A record number of pooches from overseas are on show at Crufts, one of the largest dog shows in the world, taking place at the NEC in Birmingham.

More than 2,000 dogs from 42 countries outside the UK will take part in the four-day event, which ends this weekend.

Canines from Hong Kong, Iceland, India, Indonesia and Malaysia will compete for the first time, the Kennel Club said.

The biggest increase in overseas exhibitors was in 2002, two years after Britain's pet passport scheme began.

A total of 20,566 dogs have been entered for competition this year, with 2,131 coming from abroad, compared with 1,977 in 2011.

Some 251 are native to the Netherlands, with 231 arriving from each of the Republic of Ireland and France.

In 2008, the RSPCA boycotted Crufts because of concerns that the show's judging criteria encourages the breeding of "deformed and disabled" dogs
In 2008, the RSPCA boycotted Crufts because of concerns that the show\'s judging criteria encourage the breeding of \"deformed and disabled\" dogs

Around 5,000 dogs have been battling it out for the top two places in Sunday's prestigious Best in Show final, and also in the Toy and Utility groups.

Started by Charles Cruft in 1891, the show has been running for an impressive 123 years, and has seen more than 25,000 dogs compete.

However, Crufts has had a chequered past, and is still trying to put to bed accusations of overbreeding that have hampered its reputation over the past decade. The BBC pulled its coverage in 2008, and the competition is only returning to a major TV station - Channel 4 - this year.

In 2008, the RSPCA boycotted Crufts because of concerns within the organisation that the show's judging criteria encourage the breeding of "deformed and disabled" dogs.

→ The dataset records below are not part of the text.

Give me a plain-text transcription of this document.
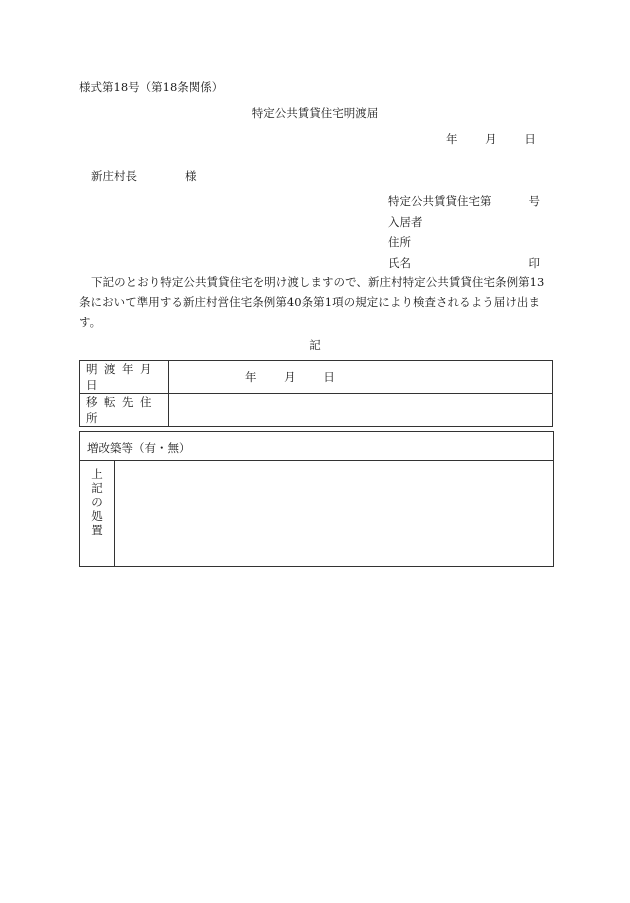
様式第18号（第18条関係）
特定公共賃貸住宅明渡届
年 月 日
新庄村長	様
特定公共賃貸住宅第	号
入居者
住所
氏名	印
下記のとおり特定公共賃貸住宅を明け渡しますので、新庄村特定公共賃貸住宅条例第13条において準用する新庄村営住宅条例第40条第1項の規定により検査されるよう届け出ます。
記
明渡年月日	年 月 日
移転先住所	
増改築等（有・無）
上記の処置
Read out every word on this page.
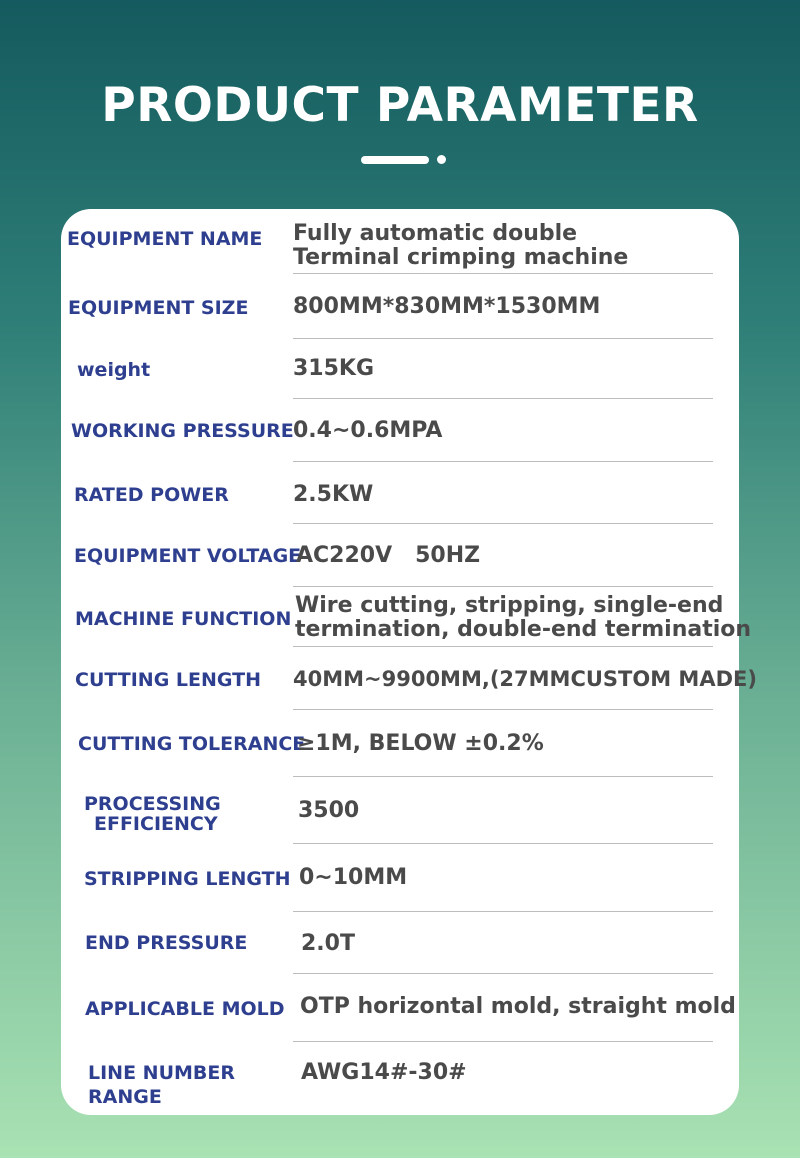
PRODUCT PARAMETER
EQUIPMENT NAME Fully automatic double
Terminal crimping machine
EQUIPMENT SIZE 800MM*830MM*1530MM
weight	315KG
WORKING PRESSURE 0.4~0.6MPA
RATED POWER	2.5KW
EQUIPMENT VOLTAGE
AC220V   50HZ
MACHINE FUNCTION
Wire cutting, stripping, single-end
termination, double-end termination
CUTTING LENGTH 40MM~9900MM,(27MMCUSTOM MADE)
CUTTING TOLERANCE
≥1M, BELOW ±0.2%
PROCESSING
EFFICIENCY
3500
STRIPPING LENGTH 0~10MM
END PRESSURE 2.0T
APPLICABLE MOLD OTP horizontal mold, straight mold
LINE NUMBER
RANGE
AWG14#-30#
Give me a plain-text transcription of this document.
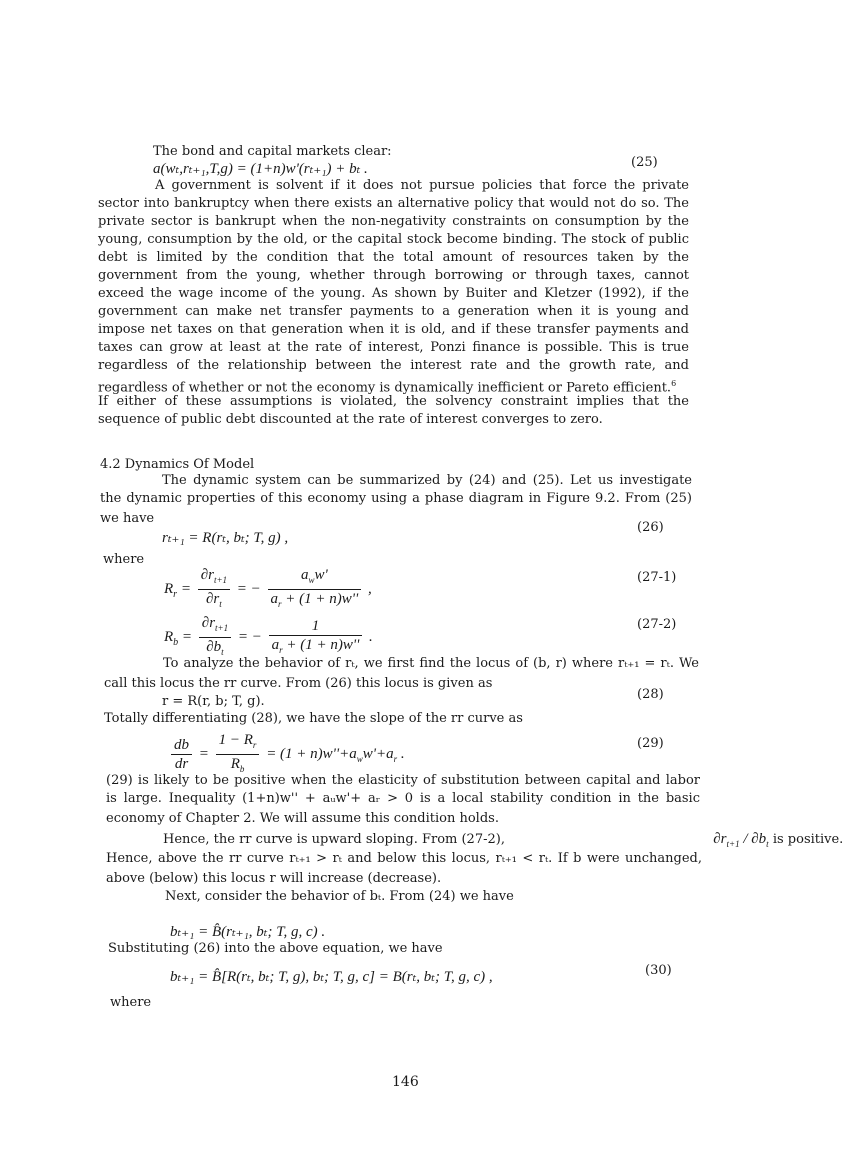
The bond and capital markets clear:
a(wₜ,rₜ₊₁,T,g) = (1+n)w'(rₜ₊₁) + bₜ .	(25)
A government is solvent if it does not pursue policies that force the private
sector into bankruptcy when there exists an alternative policy that would not do so. The
private sector is bankrupt when the non-negativity constraints on consumption by the
young, consumption by the old, or the capital stock become binding. The stock of public
debt is limited by the condition that the total amount of resources taken by the
government from the young, whether through borrowing or through taxes, cannot
exceed the wage income of the young. As shown by Buiter and Kletzer (1992), if the
government can make net transfer payments to a generation when it is young and
impose net taxes on that generation when it is old, and if these transfer payments and
taxes can grow at least at the rate of interest, Ponzi finance is possible. This is true
regardless of the relationship between the interest rate and the growth rate, and
regardless of whether or not the economy is dynamically inefficient or Pareto efficient.$^6$
If either of these assumptions is violated, the solvency constraint implies that the
sequence of public debt discounted at the rate of interest converges to zero.
4.2 Dynamics Of Model
The dynamic system can be summarized by (24) and (25). Let us investigate
the dynamic properties of this economy using a phase diagram in Figure 9.2. From (25)
we have
rₜ₊₁ = R(rₜ, bₜ; T, g) ,
(26)
where
$R_r = \frac{\partial r_{t+1}}{\partial r_t}$ = − $\frac{a_ww'}{a_r + (1 + n)w''}$ ,
(27-1)
$R_b = \frac{\partial r_{t+1}}{\partial b_t}$ = − $\frac{1}{a_r + (1 + n)w''}$ .
(27-2)
To analyze the behavior of rₜ, we first find the locus of (b, r) where rₜ₊₁ = rₜ. We
call this locus the rr curve. From (26) this locus is given as
r = R(r, b; T, g).	(28)
Totally differentiating (28), we have the slope of the rr curve as
$\frac{db}{dr} = \frac{1 - R_r}{R_b} = (1 + n)w''+a_ww'+a_r$ .
(29)
(29) is likely to be positive when the elasticity of substitution between capital and labor
is large. Inequality (1+n)w'' + aᵤw'+ aᵣ > 0 is a local stability condition in the basic
economy of Chapter 2. We will assume this condition holds.
Hence, the rr curve is upward sloping. From (27-2),	$\partial r_{t+1} / \partial b_t$ is positive.
Hence, above the rr curve rₜ₊₁ > rₜ and below this locus, rₜ₊₁ < rₜ. If b were unchanged,
above (below) this locus r will increase (decrease).
Next, consider the behavior of bₜ. From (24) we have
bₜ₊₁ = B̂(rₜ₊₁, bₜ; T, g, c) .
Substituting (26) into the above equation, we have
bₜ₊₁ = B̂[R(rₜ, bₜ; T, g), bₜ; T, g, c] = B(rₜ, bₜ; T, g, c) ,	(30)
where
146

The Kennel Club said the comments were "unhelpful" and denied the accusation that Crufts puts looks above the health of dogs. Its spokeswoman, Caroline Kisko, said the club was "dedicated to improving the health and welfare of dogs through responsible breeding and will continue to use Crufts as a platform to educate breeders and the public about the importance of joining us on this quest".

On Friday evening, possibly in a bid to be more inclusive, Crufts held the first ever final of the Scruffts Family Crossbreed Dog of the Year competition. The winner was the Prettiest Bitch, Becky owned by Margaret McKnight from Bangor, Northern Ireland. Becky was rescued along with her litter mates from the River Lagan, near Belfast, seven years ago

For the first time, the final of Crufts will be broadcast in the UK on Sunday 10 March on Channel 4, from 5.30-8pm, presented by Clare Balding.